Credit markets start to show signs of improvement as bank to bank lending rates fell sharply, indicating that credit is becoming easier to obtain. The London Interbank Offered Rate, or Libor, on three-month loans fell to 3.54 percent from 3.83 percent.
News on Wall Street were mixed today as AT&T Inc. said its third-quarter earnings rose 5.5 percent while Travelers rose $1.27, or 3.5 percent, to $37.60, Wachovia fell 10 cents, or 1.6 percent, to $5.99. Merck fell 53 cents, or 1.8 percent, to $29.44
A fear of global recession may be around the corner. Treasury Secretary Henry Paulson said that there will be difficult months ahead.
World leader will gather in Washington on Nov.15 to discuss financial meltdown as many U.S companies are feeling the squeeze. Merck & Co. said it will slash 7,200 jobs while Yahoo is slashing 1,500 jobs.
A week after Paulson announced $250 billion rescue package to help U.S. banks a new plan of $540 billion run JPMorgan Chase & Co. to purchase from mutual funds certificates of deposit, bank notes and commercial paper. New program called the Money Market Investor Funding Facility, is designed to revive the market for commercial paper, short-term loans that are critical for keeping businesses running.
The Fed has already announced that starting next Monday it will begin making direct purchases of commercial paper.

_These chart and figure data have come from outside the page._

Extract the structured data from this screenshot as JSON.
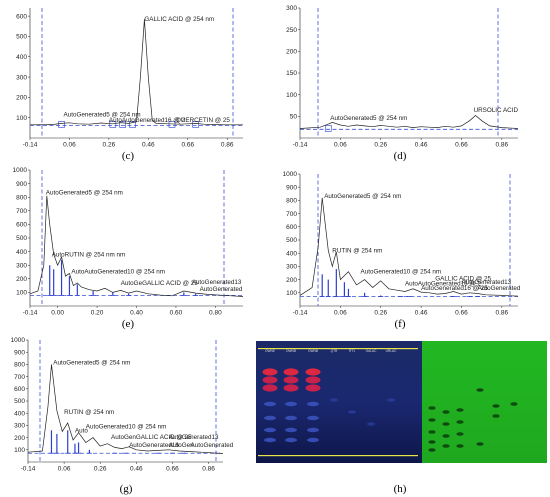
{
  "figure": {
    "panels": [
      {
        "id": "c",
        "label": "(c)"
      },
      {
        "id": "d",
        "label": "(d)"
      },
      {
        "id": "e",
        "label": "(e)"
      },
      {
        "id": "f",
        "label": "(f)"
      },
      {
        "id": "g",
        "label": "(g)"
      },
      {
        "id": "h",
        "label": "(h)"
      }
    ]
  },
  "chart_data": [
    {
      "panel": "c",
      "type": "line",
      "xticks": [
        "-0.14",
        "0.06",
        "0.26",
        "0.46",
        "0.66",
        "0.86"
      ],
      "yticks": [
        "600",
        "500",
        "400",
        "300",
        "200",
        "100"
      ],
      "xlim": [
        -0.14,
        0.94
      ],
      "ylim": [
        0,
        640
      ],
      "series": [
        {
          "x": [
            -0.14,
            -0.05,
            -0.02,
            0.02,
            0.06,
            0.1,
            0.16,
            0.22,
            0.28,
            0.32,
            0.36,
            0.4,
            0.42,
            0.44,
            0.46,
            0.48,
            0.5,
            0.56,
            0.62,
            0.66,
            0.7,
            0.74,
            0.8,
            0.86,
            0.94
          ],
          "y": [
            65,
            66,
            67,
            72,
            75,
            70,
            68,
            74,
            70,
            76,
            72,
            80,
            300,
            585,
            300,
            85,
            72,
            70,
            68,
            70,
            72,
            68,
            66,
            65,
            65
          ]
        }
      ],
      "baseline_y": 62,
      "markers": [
        {
          "x": 0.02
        },
        {
          "x": 0.28
        },
        {
          "x": 0.33
        },
        {
          "x": 0.38
        },
        {
          "x": 0.58
        },
        {
          "x": 0.7
        }
      ],
      "peak_labels": [
        {
          "text": "GALLIC ACID  @ 254 nm",
          "x": 0.44,
          "y": 575
        },
        {
          "text": "AutoGenerated5 @ 254 nm",
          "x": 0.03,
          "y": 105
        },
        {
          "text": "AutoAutoGenerated16 @ 2",
          "x": 0.26,
          "y": 78
        },
        {
          "text": "QUERCETIN @ 25",
          "x": 0.6,
          "y": 78
        }
      ]
    },
    {
      "panel": "d",
      "type": "line",
      "xticks": [
        "-0.14",
        "0.06",
        "0.26",
        "0.46",
        "0.66",
        "0.86"
      ],
      "yticks": [
        "300",
        "250",
        "200",
        "150",
        "100",
        "50"
      ],
      "xlim": [
        -0.14,
        0.94
      ],
      "ylim": [
        0,
        300
      ],
      "series": [
        {
          "x": [
            -0.14,
            -0.04,
            0.0,
            0.02,
            0.06,
            0.1,
            0.14,
            0.18,
            0.22,
            0.26,
            0.3,
            0.34,
            0.38,
            0.42,
            0.46,
            0.5,
            0.54,
            0.58,
            0.62,
            0.66,
            0.7,
            0.73,
            0.76,
            0.8,
            0.86,
            0.94
          ],
          "y": [
            22,
            25,
            32,
            36,
            30,
            27,
            30,
            28,
            26,
            29,
            27,
            25,
            27,
            24,
            26,
            25,
            24,
            27,
            25,
            28,
            40,
            52,
            40,
            28,
            24,
            22
          ]
        }
      ],
      "baseline_y": 20,
      "markers": [
        {
          "x": 0.0
        }
      ],
      "peak_labels": [
        {
          "text": "AutoGenerated5 @ 254 nm",
          "x": 0.01,
          "y": 42
        },
        {
          "text": "URSOLIC ACID",
          "x": 0.72,
          "y": 60
        }
      ]
    },
    {
      "panel": "e",
      "type": "line",
      "xticks": [
        "-0.14",
        "0.00",
        "0.20",
        "0.40",
        "0.60",
        "0.80"
      ],
      "yticks": [
        "1000",
        "900",
        "800",
        "700",
        "600",
        "500",
        "400",
        "300",
        "200",
        "100"
      ],
      "xlim": [
        -0.14,
        0.94
      ],
      "ylim": [
        0,
        1000
      ],
      "series": [
        {
          "x": [
            -0.14,
            -0.1,
            -0.07,
            -0.055,
            -0.04,
            -0.02,
            0.0,
            0.02,
            0.04,
            0.06,
            0.08,
            0.1,
            0.12,
            0.16,
            0.2,
            0.24,
            0.28,
            0.32,
            0.36,
            0.4,
            0.46,
            0.52,
            0.58,
            0.64,
            0.7,
            0.76,
            0.82,
            0.88,
            0.94
          ],
          "y": [
            90,
            110,
            300,
            810,
            600,
            380,
            300,
            360,
            220,
            240,
            150,
            170,
            140,
            120,
            110,
            130,
            100,
            115,
            95,
            110,
            90,
            80,
            75,
            110,
            95,
            85,
            80,
            75,
            70
          ]
        }
      ],
      "baseline_y": 78,
      "markers": [
        {
          "x": -0.04,
          "h": 300
        },
        {
          "x": -0.02,
          "h": 270
        },
        {
          "x": 0.02,
          "h": 340
        },
        {
          "x": 0.06,
          "h": 220
        },
        {
          "x": 0.1,
          "h": 160
        },
        {
          "x": 0.18,
          "h": 110
        },
        {
          "x": 0.28,
          "h": 100
        },
        {
          "x": 0.36,
          "h": 90
        },
        {
          "x": 0.64,
          "h": 100
        },
        {
          "x": 0.7,
          "h": 90
        }
      ],
      "peak_labels": [
        {
          "text": "AutoGenerated5 @ 254 nm",
          "x": -0.06,
          "y": 820
        },
        {
          "text": "AutoRUTIN  @ 254 nm nm",
          "x": -0.03,
          "y": 365
        },
        {
          "text": "AutoAutoGenerated10 @ 254 nm",
          "x": 0.07,
          "y": 240
        },
        {
          "text": "AutoGeGALLIC ACID  @ 25",
          "x": 0.32,
          "y": 155
        },
        {
          "text": "AutoGenerated13",
          "x": 0.68,
          "y": 160
        },
        {
          "text": "AutoGenerated",
          "x": 0.72,
          "y": 110
        }
      ]
    },
    {
      "panel": "f",
      "type": "line",
      "xticks": [
        "-0.14",
        "0.06",
        "0.26",
        "0.46",
        "0.66",
        "0.86"
      ],
      "yticks": [
        "1000",
        "900",
        "800",
        "700",
        "600",
        "500",
        "400",
        "300",
        "200",
        "100"
      ],
      "xlim": [
        -0.14,
        0.94
      ],
      "ylim": [
        0,
        1000
      ],
      "series": [
        {
          "x": [
            -0.14,
            -0.08,
            -0.05,
            -0.03,
            0.0,
            0.02,
            0.04,
            0.06,
            0.08,
            0.1,
            0.14,
            0.18,
            0.22,
            0.26,
            0.3,
            0.34,
            0.38,
            0.42,
            0.46,
            0.5,
            0.54,
            0.58,
            0.62,
            0.66,
            0.7,
            0.74,
            0.78,
            0.86,
            0.94
          ],
          "y": [
            80,
            140,
            450,
            820,
            420,
            300,
            410,
            200,
            230,
            260,
            160,
            200,
            140,
            190,
            130,
            120,
            110,
            130,
            105,
            100,
            90,
            95,
            110,
            90,
            100,
            95,
            85,
            80,
            75
          ]
        }
      ],
      "baseline_y": 72,
      "markers": [
        {
          "x": -0.03,
          "h": 240
        },
        {
          "x": 0.0,
          "h": 200
        },
        {
          "x": 0.04,
          "h": 280
        },
        {
          "x": 0.08,
          "h": 180
        },
        {
          "x": 0.1,
          "h": 130
        },
        {
          "x": 0.18,
          "h": 100
        },
        {
          "x": 0.26,
          "h": 80
        },
        {
          "x": 0.36,
          "h": 70
        },
        {
          "x": 0.4,
          "h": 70
        },
        {
          "x": 0.62,
          "h": 70
        },
        {
          "x": 0.7,
          "h": 70
        },
        {
          "x": 0.74,
          "h": 70
        }
      ],
      "peak_labels": [
        {
          "text": "AutoGenerated5 @ 254 nm",
          "x": -0.02,
          "y": 820
        },
        {
          "text": "RUTIN  @ 254 nm",
          "x": 0.02,
          "y": 405
        },
        {
          "text": "AutoGenerated10 @ 254 nm",
          "x": 0.16,
          "y": 245
        },
        {
          "text": "AutoAutoGenerated16 @ 2",
          "x": 0.38,
          "y": 155
        },
        {
          "text": "GALLIC ACID  @ 25",
          "x": 0.53,
          "y": 195
        },
        {
          "text": "AutoGenerated13",
          "x": 0.66,
          "y": 165
        },
        {
          "text": "AutoGenerated16 @ 25",
          "x": 0.46,
          "y": 120
        },
        {
          "text": "AutoGenerated",
          "x": 0.74,
          "y": 120
        }
      ]
    },
    {
      "panel": "g",
      "type": "line",
      "xticks": [
        "-0.14",
        "0.06",
        "0.26",
        "0.46",
        "0.66",
        "0.86"
      ],
      "yticks": [
        "1000",
        "900",
        "800",
        "700",
        "600",
        "500",
        "400",
        "300",
        "200",
        "100"
      ],
      "xlim": [
        -0.14,
        0.94
      ],
      "ylim": [
        0,
        1000
      ],
      "series": [
        {
          "x": [
            -0.14,
            -0.06,
            -0.03,
            -0.01,
            0.02,
            0.05,
            0.08,
            0.11,
            0.14,
            0.18,
            0.22,
            0.26,
            0.3,
            0.34,
            0.38,
            0.42,
            0.46,
            0.52,
            0.58,
            0.64,
            0.7,
            0.76,
            0.82,
            0.88,
            0.94
          ],
          "y": [
            80,
            90,
            450,
            800,
            420,
            250,
            320,
            180,
            240,
            160,
            200,
            130,
            150,
            120,
            110,
            125,
            100,
            90,
            95,
            100,
            90,
            85,
            80,
            75,
            70
          ]
        }
      ],
      "baseline_y": 72,
      "markers": [
        {
          "x": -0.01,
          "h": 260
        },
        {
          "x": 0.02,
          "h": 230
        },
        {
          "x": 0.08,
          "h": 260
        },
        {
          "x": 0.12,
          "h": 150
        },
        {
          "x": 0.14,
          "h": 160
        },
        {
          "x": 0.2,
          "h": 100
        },
        {
          "x": 0.34,
          "h": 70
        },
        {
          "x": 0.4,
          "h": 70
        },
        {
          "x": 0.58,
          "h": 70
        },
        {
          "x": 0.66,
          "h": 70
        },
        {
          "x": 0.72,
          "h": 70
        }
      ],
      "peak_labels": [
        {
          "text": "AutoGenerated5 @ 254 nm",
          "x": 0.0,
          "y": 800
        },
        {
          "text": "RUTIN  @ 254 nm",
          "x": 0.06,
          "y": 395
        },
        {
          "text": "Auto",
          "x": 0.12,
          "y": 240
        },
        {
          "text": "AutoGenerated10 @ 254 nm",
          "x": 0.18,
          "y": 275
        },
        {
          "text": "AutoGenGALLIC ACID  @ 25",
          "x": 0.32,
          "y": 190
        },
        {
          "text": "AutoGenerated13",
          "x": 0.64,
          "y": 190
        },
        {
          "text": "AutoGenerated16",
          "x": 0.42,
          "y": 125
        },
        {
          "text": "AutoGen",
          "x": 0.64,
          "y": 125
        },
        {
          "text": "AutoGenerated",
          "x": 0.76,
          "y": 125
        }
      ]
    }
  ],
  "plate": {
    "lane_labels": [
      "OWNE",
      "OWNB",
      "OWNB",
      "QTR",
      "RT1",
      "GALAC",
      "URLAC"
    ]
  }
}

Democrats are pushing to assemble another economic plan that could total $150 billion or more. They White house has to endorse the idea but President Bush is willing to consider a stimulus measure.
Earnings season will be rough for investors to brace. Many analysts predict recession will last for a few years as slowdown in economic growth, credit markets and housing will follow economy.